Posted by: G-AZZI | May 11, 2011

Why secularism ?

The most common definition of secularism would be “the separation of religion and the state.” Under this limited definition, many will argue that technically Lebanon is a secular country since most of our penal code is a civil code and not a religious one, therefore article 534 (for example) which condemns “unnatural sex” (and therefore homosexuality) has nothing to do with religion.

However, secularism as a philosophy and a political movement goes far beyond this limited definition. Secularism means a progressive loss of the influence of religion on society, allowing the latter to go through the individualization of beliefs, the liberation of mores and the respect of private life. A secular state is a state that stays neutral towards all its citizens, and where every single citizen has equal rights regardless of their beliefs and their belonging to specific communities.

Under this definition, totalitarian regimes like those that applied Stalinism and Nazism cannot be considered secular, and that comparison which is made by some activists is irrelevant to the debate concerning Lebanon’s situation today.

Lebanon is not a secular country; no one can deny the influence that religious institutions have in Lebanon over lawmakers, censorship and media. Many NGOs working on women’s rights in rural areas have received direct threats from religious leaders.

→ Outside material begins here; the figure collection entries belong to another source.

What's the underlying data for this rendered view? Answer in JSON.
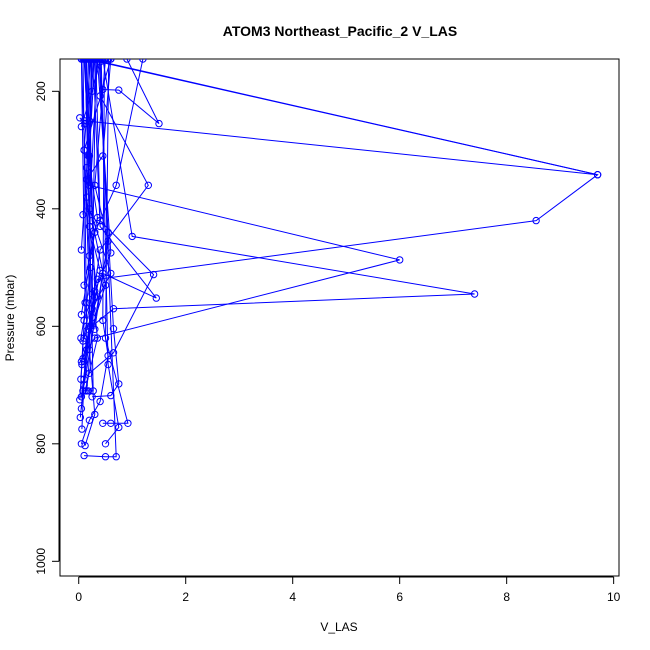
{
  "chart_data": {
    "type": "line",
    "title": "ATOM3 Northeast_Pacific_2 V_LAS",
    "xlabel": "V_LAS",
    "ylabel": "Pressure (mbar)",
    "xlim": [
      -0.35,
      10.1
    ],
    "ylim": [
      1025,
      145
    ],
    "x_ticks": [
      0,
      2,
      4,
      6,
      8,
      10
    ],
    "y_ticks": [
      200,
      400,
      600,
      800,
      1000
    ],
    "grid": false,
    "marker": "open-circle",
    "color": "#0000ff",
    "series": [
      {
        "values": [
          [
            0.05,
            260
          ],
          [
            0.25,
            200
          ],
          [
            0.4,
            150
          ],
          [
            0.3,
            145
          ]
        ]
      },
      {
        "values": [
          [
            0.1,
            300
          ],
          [
            0.45,
            197
          ],
          [
            0.75,
            198
          ],
          [
            1.5,
            255
          ],
          [
            0.9,
            145
          ]
        ]
      },
      {
        "values": [
          [
            0.15,
            350
          ],
          [
            0.45,
            310
          ],
          [
            0.6,
            145
          ]
        ]
      },
      {
        "values": [
          [
            0.08,
            410
          ],
          [
            0.2,
            310
          ],
          [
            0.1,
            145
          ]
        ]
      },
      {
        "values": [
          [
            0.05,
            470
          ],
          [
            0.15,
            330
          ],
          [
            0.2,
            145
          ]
        ]
      },
      {
        "values": [
          [
            0.1,
            530
          ],
          [
            0.35,
            415
          ],
          [
            0.18,
            310
          ],
          [
            0.25,
            145
          ]
        ]
      },
      {
        "values": [
          [
            0.05,
            580
          ],
          [
            0.3,
            440
          ],
          [
            0.7,
            360
          ],
          [
            1.2,
            145
          ]
        ]
      },
      {
        "values": [
          [
            0.1,
            620
          ],
          [
            0.35,
            550
          ],
          [
            0.15,
            380
          ],
          [
            0.3,
            145
          ]
        ]
      },
      {
        "values": [
          [
            0.05,
            660
          ],
          [
            0.5,
            530
          ],
          [
            0.25,
            420
          ],
          [
            0.15,
            145
          ]
        ]
      },
      {
        "values": [
          [
            0.1,
            700
          ],
          [
            0.55,
            455
          ],
          [
            0.3,
            360
          ],
          [
            0.5,
            145
          ]
        ]
      },
      {
        "values": [
          [
            0.05,
            720
          ],
          [
            0.25,
            570
          ],
          [
            0.6,
            510
          ],
          [
            0.2,
            400
          ],
          [
            0.35,
            145
          ]
        ]
      },
      {
        "values": [
          [
            0.1,
            660
          ],
          [
            0.4,
            470
          ],
          [
            1.3,
            360
          ],
          [
            0.4,
            208
          ],
          [
            0.6,
            145
          ]
        ]
      },
      {
        "values": [
          [
            0.15,
            710
          ],
          [
            0.3,
            550
          ],
          [
            0.18,
            145
          ]
        ]
      },
      {
        "values": [
          [
            0.08,
            710
          ],
          [
            0.25,
            585
          ],
          [
            0.4,
            505
          ],
          [
            0.2,
            430
          ],
          [
            0.12,
            145
          ]
        ]
      },
      {
        "values": [
          [
            0.12,
            710
          ],
          [
            0.35,
            620
          ],
          [
            0.2,
            480
          ],
          [
            0.1,
            300
          ],
          [
            0.22,
            145
          ]
        ]
      },
      {
        "values": [
          [
            0.05,
            740
          ],
          [
            0.15,
            640
          ],
          [
            0.3,
            540
          ],
          [
            0.6,
            475
          ],
          [
            0.35,
            145
          ]
        ]
      },
      {
        "values": [
          [
            0.02,
            245
          ],
          [
            0.12,
            255
          ],
          [
            0.2,
            250
          ],
          [
            0.28,
            145
          ]
        ]
      },
      {
        "values": [
          [
            0.1,
            250
          ],
          [
            9.7,
            342
          ],
          [
            0.15,
            145
          ]
        ]
      },
      {
        "values": [
          [
            0.15,
            640
          ],
          [
            0.3,
            620
          ],
          [
            6.0,
            487
          ],
          [
            0.2,
            360
          ],
          [
            0.25,
            145
          ]
        ]
      },
      {
        "values": [
          [
            0.18,
            605
          ],
          [
            0.65,
            570
          ],
          [
            7.4,
            545
          ],
          [
            1.0,
            447
          ],
          [
            0.45,
            145
          ]
        ]
      },
      {
        "values": [
          [
            0.2,
            680
          ],
          [
            0.65,
            645
          ],
          [
            1.4,
            512
          ],
          [
            0.4,
            420
          ],
          [
            0.32,
            145
          ]
        ]
      },
      {
        "values": [
          [
            0.1,
            590
          ],
          [
            0.35,
            520
          ],
          [
            8.55,
            420
          ],
          [
            9.7,
            342
          ],
          [
            0.2,
            145
          ]
        ]
      },
      {
        "values": [
          [
            0.3,
            605
          ],
          [
            0.45,
            510
          ],
          [
            1.45,
            552
          ],
          [
            0.4,
            430
          ],
          [
            0.27,
            145
          ]
        ]
      },
      {
        "values": [
          [
            0.25,
            720
          ],
          [
            0.6,
            718
          ],
          [
            0.75,
            698
          ],
          [
            0.65,
            604
          ],
          [
            0.55,
            440
          ],
          [
            0.38,
            145
          ]
        ]
      },
      {
        "values": [
          [
            0.05,
            800
          ],
          [
            0.2,
            760
          ],
          [
            0.4,
            728
          ],
          [
            0.55,
            650
          ],
          [
            0.45,
            590
          ],
          [
            0.48,
            145
          ]
        ]
      },
      {
        "values": [
          [
            0.1,
            820
          ],
          [
            0.5,
            822
          ],
          [
            0.7,
            822
          ],
          [
            0.4,
            145
          ]
        ]
      },
      {
        "values": [
          [
            0.45,
            765
          ],
          [
            0.6,
            765
          ],
          [
            0.92,
            765
          ],
          [
            0.5,
            620
          ],
          [
            0.56,
            145
          ]
        ]
      },
      {
        "values": [
          [
            0.5,
            800
          ],
          [
            0.75,
            772
          ],
          [
            0.55,
            665
          ],
          [
            0.42,
            145
          ]
        ]
      },
      {
        "values": [
          [
            0.12,
            803
          ],
          [
            0.3,
            750
          ],
          [
            0.2,
            640
          ],
          [
            0.23,
            145
          ]
        ]
      },
      {
        "values": [
          [
            0.03,
            755
          ],
          [
            0.08,
            710
          ],
          [
            0.18,
            710
          ],
          [
            0.27,
            710
          ],
          [
            0.14,
            145
          ]
        ]
      },
      {
        "values": [
          [
            0.06,
            775
          ],
          [
            0.1,
            690
          ],
          [
            0.15,
            600
          ],
          [
            0.08,
            145
          ]
        ]
      },
      {
        "values": [
          [
            0.02,
            725
          ],
          [
            0.06,
            665
          ],
          [
            0.12,
            560
          ],
          [
            0.05,
            145
          ]
        ]
      },
      {
        "values": [
          [
            0.04,
            690
          ],
          [
            0.08,
            625
          ],
          [
            0.25,
            545
          ],
          [
            0.32,
            145
          ]
        ]
      },
      {
        "values": [
          [
            0.08,
            655
          ],
          [
            0.22,
            600
          ],
          [
            0.05,
            145
          ]
        ]
      },
      {
        "values": [
          [
            0.04,
            620
          ],
          [
            0.15,
            560
          ],
          [
            0.22,
            500
          ],
          [
            0.12,
            145
          ]
        ]
      }
    ]
  }
}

Many pro-gay rights politicians and journalists that we approached during the past 6 years had the same reaction: “Badkon rjeil el din y’oumo alaina?!” (“Do you want religious leaders to rise against us?!”) Fears like these would have no place in a secular country.

Secularism alone does not guarantee women’s rights or gay rights, but it establishes the healthy context for us to open the debate without fearing for private freedoms, LGBT rights, women rights, censorship etc….

Unlike the previous initiative to “topple the sectarian movement” whose different representatives did not have a common agreement on the principles of secularism, the “Laique Pride,” taking place this Sunday in Beirut, is the right place for us to push for a healthy government that will ascertain that no community will have the supremacy over another.

I urge every believer in equality, whether they believe in God or not, to join the secular march this Sunday in order for us all to claim our space as equal citizens in the Lebanese society.